Tonight through early tomorrow morning, the annual Leonids meteor shower will peak. This occurs as the Earth passes through a cloud of particles left over from deteriorated comets.

Obviously, for optimal viewing, you'll want to be in the darkest place possible. This may prove difficult for us city-dwellers, but NASA has a neat little widget on its website that lets you input your coordinates, conditions and viewing times, offering a rough estimate of the number of meteors you can expect to see. Below is the chart for greater Pittsburgh:


Note that the peak time for viewing will be at 2:28 local time, and we can expect to see around 2.5 meteors per hour then. Not spectacular by any stretch, but still more meteors than one can expect to see over the course of an entire year.

Sunday, November 15, 2009

Intro to the Drake Equation

Amid all of last week's Carl Sagan festivities, I came across this clip from the 1980 mini-series, "Cosmos," which Sagan helped write, produce, and starred in.
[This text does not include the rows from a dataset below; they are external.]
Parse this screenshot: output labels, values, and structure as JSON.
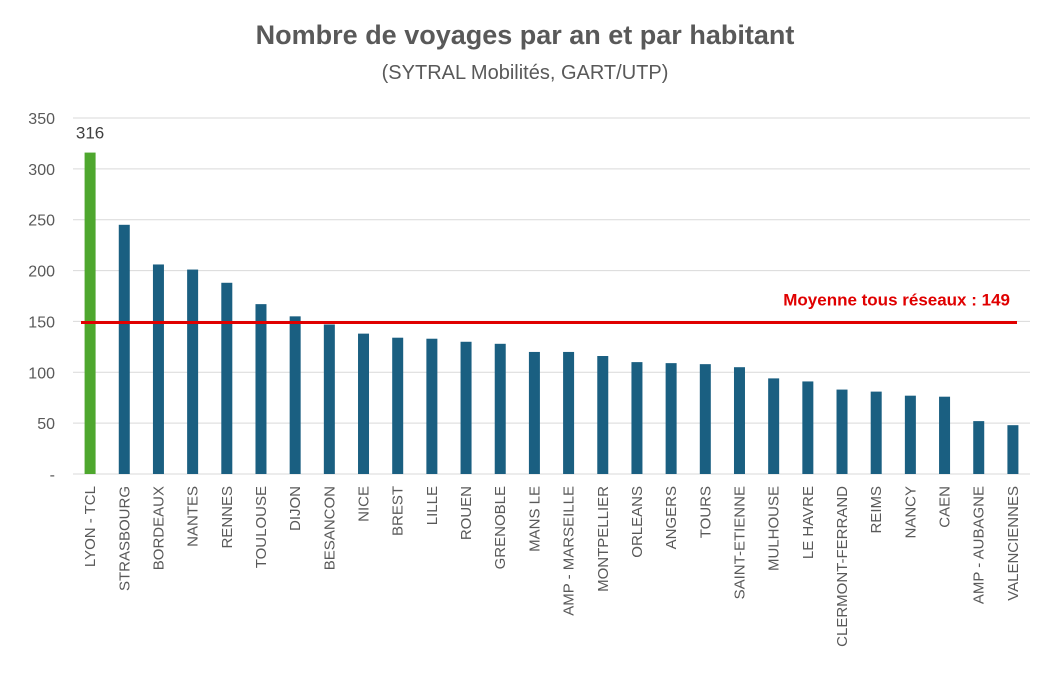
{
  "chart_data": {
    "type": "bar",
    "title": "Nombre de voyages par an et par habitant",
    "subtitle": "(SYTRAL Mobilités, GART/UTP)",
    "xlabel": "",
    "ylabel": "",
    "ylim": [
      0,
      350
    ],
    "yticks": [
      {
        "value": 0,
        "label": "-"
      },
      {
        "value": 50,
        "label": "50"
      },
      {
        "value": 100,
        "label": "100"
      },
      {
        "value": 150,
        "label": "150"
      },
      {
        "value": 200,
        "label": "200"
      },
      {
        "value": 250,
        "label": "250"
      },
      {
        "value": 300,
        "label": "300"
      },
      {
        "value": 350,
        "label": "350"
      }
    ],
    "grid": true,
    "categories": [
      "LYON - TCL",
      "STRASBOURG",
      "BORDEAUX",
      "NANTES",
      "RENNES",
      "TOULOUSE",
      "DIJON",
      "BESANCON",
      "NICE",
      "BREST",
      "LILLE",
      "ROUEN",
      "GRENOBLE",
      "MANS LE",
      "AMP - MARSEILLE",
      "MONTPELLIER",
      "ORLEANS",
      "ANGERS",
      "TOURS",
      "SAINT-ETIENNE",
      "MULHOUSE",
      "LE HAVRE",
      "CLERMONT-FERRAND",
      "REIMS",
      "NANCY",
      "CAEN",
      "AMP - AUBAGNE",
      "VALENCIENNES"
    ],
    "values": [
      316,
      245,
      206,
      201,
      188,
      167,
      155,
      147,
      138,
      134,
      133,
      130,
      128,
      120,
      120,
      116,
      110,
      109,
      108,
      105,
      94,
      91,
      83,
      81,
      77,
      76,
      52,
      48
    ],
    "highlight_index": 0,
    "highlight_label": "316",
    "colors": {
      "highlight": "#4ea72e",
      "default": "#1a5f81",
      "average": "#e00000",
      "grid": "#d9d9d9"
    },
    "average": {
      "value": 149,
      "label": "Moyenne tous réseaux : 149"
    }
  }
}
I first learned about the Drake equation in the very first class I ever attended at Pitt. It was called "Intelligent Life in the Universe," and the long-term goal of the class was to tangibly estimate the likelihood of human-like species existing elsewhere in the Universe. The equation (which was the culminating lesson of the course), was formulated by Dr. Frank Drake in 1960. Basically, what the formula does is take all of the variables involved in determining the existence of aliens (number of stars in the Universe, number of galaxies, evolutionary conditions, etc.) and enables a rough estimate for the number of intelligent civilizations in the Universe at a given time.

The clip below shows Sagan guiding the viewer through the equation. The kicker comes at the end, though--the difference between an incredibly populated Universe and a barren one hinges on civilizations' ability not to destroy themselves. In other words, if intelligent societies can avoid self-destruction, then the Universe is likely filled with worlds such as our own.



Yet another case for the disarmament of Iran.